A leaked OpenAI GPT-Image-2 model on Arena shows advanced capabilities, described as 100% production-ready.
What are Meta's new OSS models under Wang?
Meta plans to open-source versions of new models led by Alexandr Wang, with reorg for safety.
What is LIBERO-Para?
LIBERO-Para is a diagnostic benchmark for paraphrase robustness in VLA models.
What biases affect VLMs?
VLMs show semantic and geometric biases; papers explore tokenization vs. continuous geometry alignment tax.
What is Agentic-MME?
Agentic-MME evaluates agentic capabilities in multimodal models alongside ViGoR-Bench for visual reasoning.

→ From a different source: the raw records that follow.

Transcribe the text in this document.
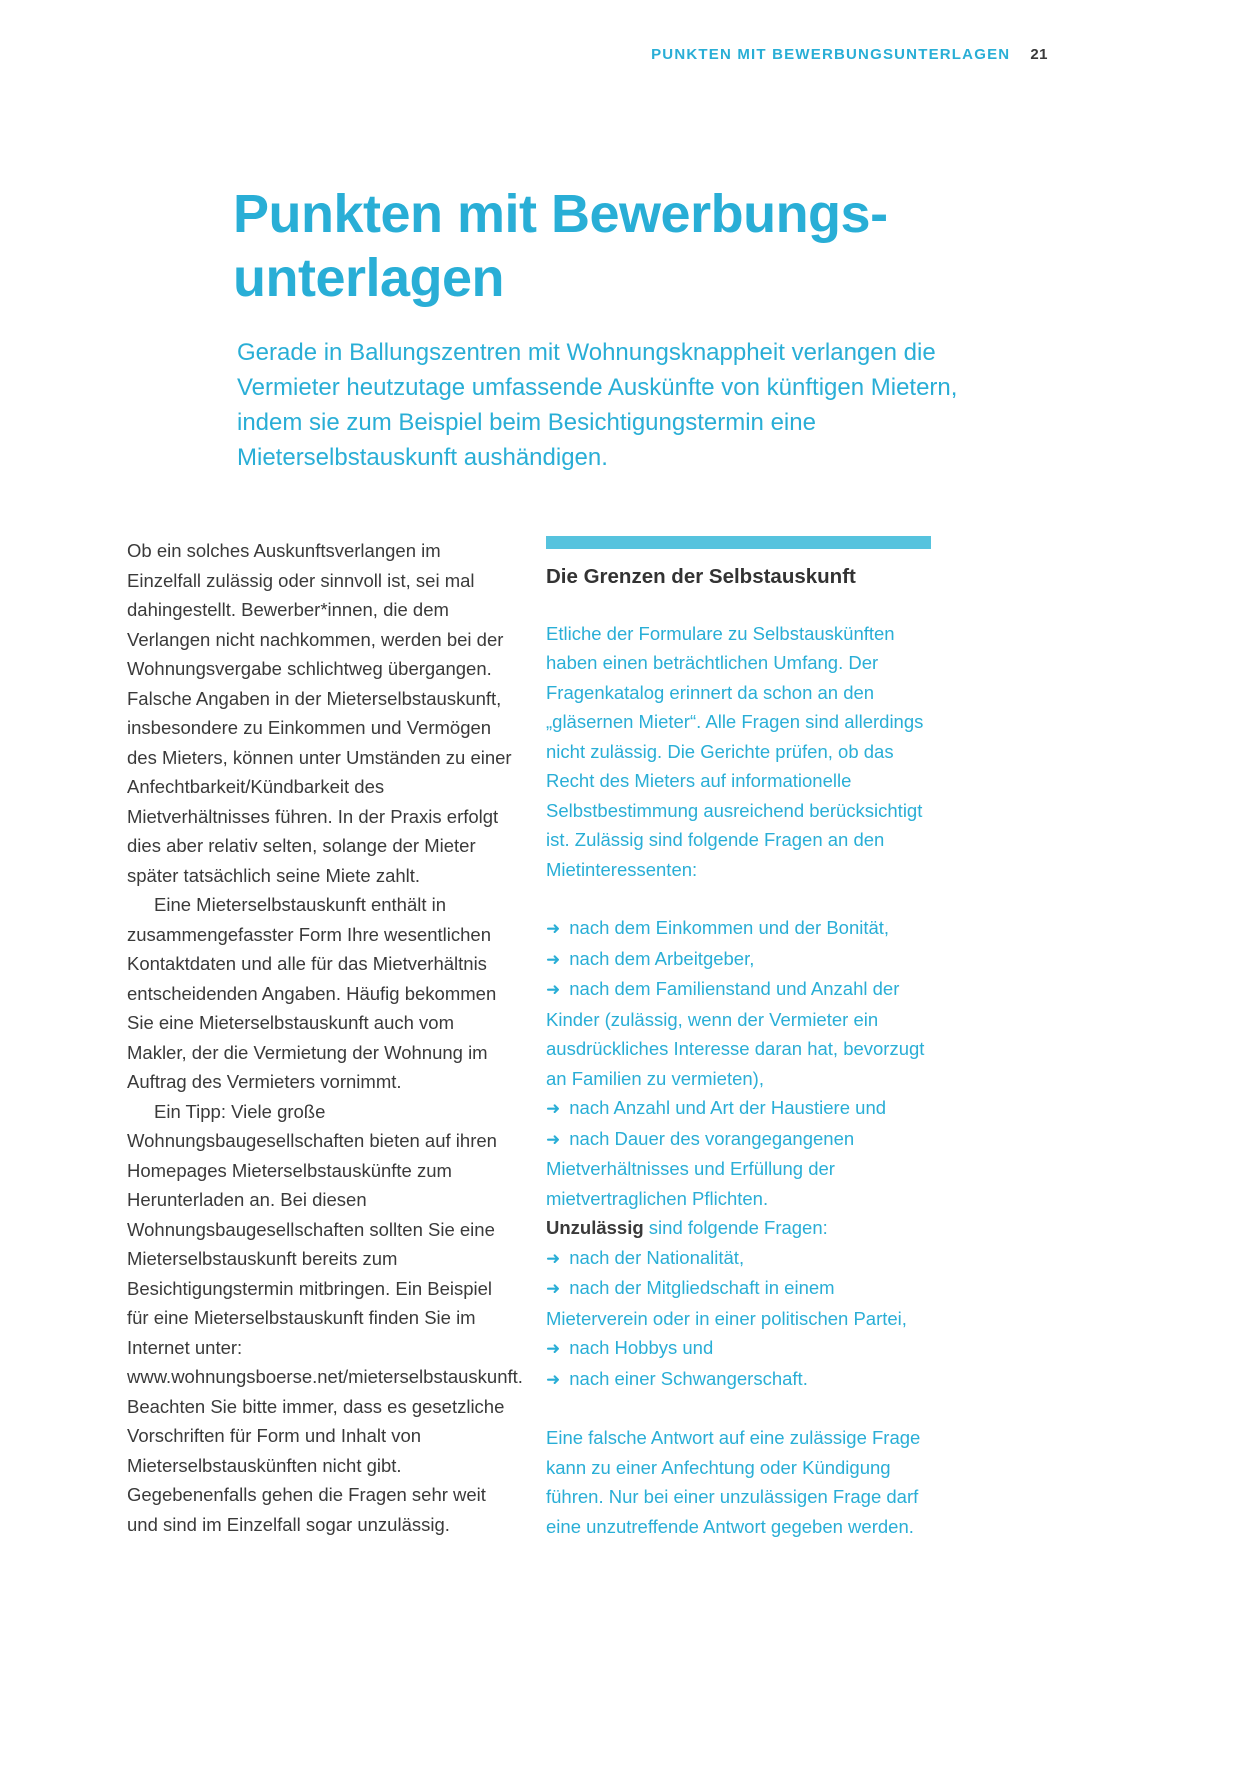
PUNKTEN MIT BEWERBUNGSUNTERLAGEN 21
Punkten mit Bewerbungs-
unterlagen

Gerade in Ballungszentren mit Wohnungsknappheit verlangen die Vermieter heutzutage umfassende Auskünfte von künftigen Mietern, indem sie zum Beispiel beim Besichtigungstermin eine Mieterselbstauskunft aushändigen.

Ob ein solches Auskunftsverlangen im Einzelfall zulässig oder sinnvoll ist, sei mal dahingestellt. Bewerber*innen, die dem Verlangen nicht nachkommen, werden bei der Wohnungsvergabe schlichtweg übergangen. Falsche Angaben in der Mieterselbstauskunft, insbesondere zu Einkommen und Vermögen des Mieters, können unter Umständen zu einer Anfechtbarkeit/Kündbarkeit des Mietverhältnisses führen. In der Praxis erfolgt dies aber relativ selten, solange der Mieter später tatsächlich seine Miete zahlt.

Eine Mieterselbstauskunft enthält in zusammengefasster Form Ihre wesentlichen Kontaktdaten und alle für das Mietverhältnis entscheidenden Angaben. Häufig bekommen Sie eine Mieterselbstauskunft auch vom Makler, der die Vermietung der Wohnung im Auftrag des Vermieters vornimmt.

Ein Tipp: Viele große Wohnungsbaugesellschaften bieten auf ihren Homepages Mieterselbstauskünfte zum Herunterladen an. Bei diesen Wohnungsbaugesellschaften sollten Sie eine Mieterselbstauskunft bereits zum Besichtigungstermin mitbringen. Ein Beispiel für eine Mieterselbstauskunft finden Sie im Internet unter: www.wohnungsboerse.net/mieterselbstauskunft. Beachten Sie bitte immer, dass es gesetzliche Vorschriften für Form und Inhalt von Mieterselbstauskünften nicht gibt. Gegebenenfalls gehen die Fragen sehr weit und sind im Einzelfall sogar unzulässig.

Die Grenzen der Selbstauskunft

Etliche der Formulare zu Selbstauskünften haben einen beträchtlichen Umfang. Der Fragenkatalog erinnert da schon an den „gläsernen Mieter“. Alle Fragen sind allerdings nicht zulässig. Die Gerichte prüfen, ob das Recht des Mieters auf informationelle Selbstbestimmung ausreichend berücksichtigt ist. Zulässig sind folgende Fragen an den Mietinteressenten:

➜ nach dem Einkommen und der Bonität,
➜ nach dem Arbeitgeber,
➜ nach dem Familienstand und Anzahl der Kinder (zulässig, wenn der Vermieter ein ausdrückliches Interesse daran hat, bevorzugt an Familien zu vermieten),
➜ nach Anzahl und Art der Haustiere und
➜ nach Dauer des vorangegangenen Mietverhältnisses und Erfüllung der mietvertraglichen Pflichten.
Unzulässig sind folgende Fragen:
➜ nach der Nationalität,
➜ nach der Mitgliedschaft in einem Mieterverein oder in einer politischen Partei,
➜ nach Hobbys und
➜ nach einer Schwangerschaft.

Eine falsche Antwort auf eine zulässige Frage kann zu einer Anfechtung oder Kündigung führen. Nur bei einer unzulässigen Frage darf eine unzutreffende Antwort gegeben werden.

What are GaussianGPT and EgoSim?
GaussianGPT and EgoSim advance 3D generation and egocentric world simulation for embodied interaction.
What math benchmarks involve Erdős and ARC-AGI-4?
Gemini posts solutions to ARC-AGI-4; focuses on math reasoning like Erdős problems.
What are views from Altman and LeCun on future AI?
Altman predicts post-transformers era; LeCun advances LpJEPA and Gemma4 evals, addressing paper hallucinations and DARPA zero agents.
Meta new OSS models (Wang reorg/safety); LIBERO-Para VLA paraphrase robustness; GPT-Image-2 leak; VLMs semantic/geometric bias; Agentic-MME; GaussianGPT/EgoSim; Erdős/ARC-AGI-4; Altman post-transformers; LeCun LpJEPA/Gemma4; paper hallucinations/DARPA zero agent.